The first restaurateur he called on turned him down. So did the second, and the third. In fact, the first 1008 sales calls Colonel Sanders made ended in rejection. Still, he continued to call on owners as he traveled across the USA, sleeping in his car to save money. Prospect number 1009 gave him his first "yes" and after two years of making daily sales calls he had signed up a total of five restaurants. Still Harland pressed on, knowing that he had a great chicken recipe and that someday the idea would catch on. The Colonel's smiling face in so many cities across the world shows that the idea did catch on. Colonel Sanders franchise actually helped many people succeed in the restaurant business.

Colonel Sanders had an idea, and a positive attitude that his idea would succeed. But the path to success isn't just about wishful thinking. Success is due to action, action and more action.
I guess my point is that some people criticize “The Secret” because it seems so abstract. I don’t think any of those people in the movie are saying that by thinking about something it will magically appear. What does happen is that thinking certain thoughts will put you in the correct frame of mind to see certain opportunities and then have the courage and foresight to act correctly to make the dreams materialize.

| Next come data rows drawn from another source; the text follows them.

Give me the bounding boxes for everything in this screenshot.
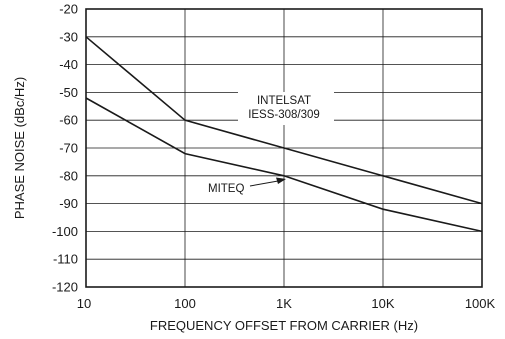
y-tick-label: -80 <box>59 168 78 183</box>
x-tick-label: 100 <box>174 296 196 311</box>
x-axis-title: FREQUENCY OFFSET FROM CARRIER (Hz) <box>150 318 418 333</box>
y-tick-label: -50 <box>59 85 78 100</box>
miteq-label: MITEQ <box>208 183 244 195</box>
x-tick-label: 100K <box>465 296 496 311</box>
y-tick-label: -100 <box>52 224 78 239</box>
x-tick-label: 10K <box>371 296 394 311</box>
miteq-arrow-head <box>276 177 286 184</box>
y-tick-label: -30 <box>59 29 78 44</box>
y-tick-label: -20 <box>59 2 78 17</box>
miteq-arrow-line <box>249 180 279 187</box>
intelsat-series-line <box>85 36 483 205</box>
y-tick-label: -70 <box>59 141 78 156</box>
y-tick-label: -120 <box>52 280 78 295</box>
intelsat-label-line-2: IESS-308/309 <box>248 109 320 121</box>
plot-frame <box>85 8 483 288</box>
y-axis-title: PHASE NOISE (dBc/Hz) <box>12 77 27 219</box>
miteq-series-line <box>85 97 483 233</box>
series-lines <box>85 36 483 233</box>
y-tick-label: -90 <box>59 196 78 211</box>
intelsat-label-background <box>238 92 334 125</box>
y-tick-labels: -20 -30 -40 -50 -60 -70 -80 -90 -100 -110 -120 <box>52 2 78 295</box>
y-tick-label: -40 <box>59 57 78 72</box>
y-tick-label: -110 <box>53 252 78 267</box>
y-tick-label: -60 <box>59 113 78 128</box>
x-tick-label: 1K <box>276 296 292 311</box>
intelsat-label-line-1: INTELSAT <box>257 95 311 107</box>
x-tick-label: 10 <box>77 296 91 311</box>
x-tick-labels: 10 100 1K 10K 100K <box>77 296 496 311</box>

The secret to a happy and successful life lies in, firstly, knowing exactly what you want, and secondly focusing your attention on achieving that. Setting goals and making time to achieve them is the best way to advance forward.

Every day when you wake up you begin the rest of your life. Every morning you decide how you will live that day. You choose your own life and your destiny.

Thursday, May 03, 2007

Awesome!

Last night was my first night as a Group Assistant on a Dale Carnegie course and it was awesome. It began with some nerves. I thought about how well I knew my previous group and how we had become friends, and now I was back at the start with 35 unfamiliar faces.

But it wasn't the same. I was in the class knowing the material already and I had extra confidence that the others didn't have. I was able to mix with the group and talk easily with people, going up to complete strangers and start a conversation. And by the end of the night I knew almost everyones first and last name.

These are two skills that I always believed belonged to others, but now I see in myself that same ability and it was an awesome realisation.

It was also a lot of fun, even more than the first time, because the nerves left very quickly, and the ability to really enjoy the time was there.

Finishing Dale Carnegie for the first time was a great experience. Starting it all over again is simply awesome!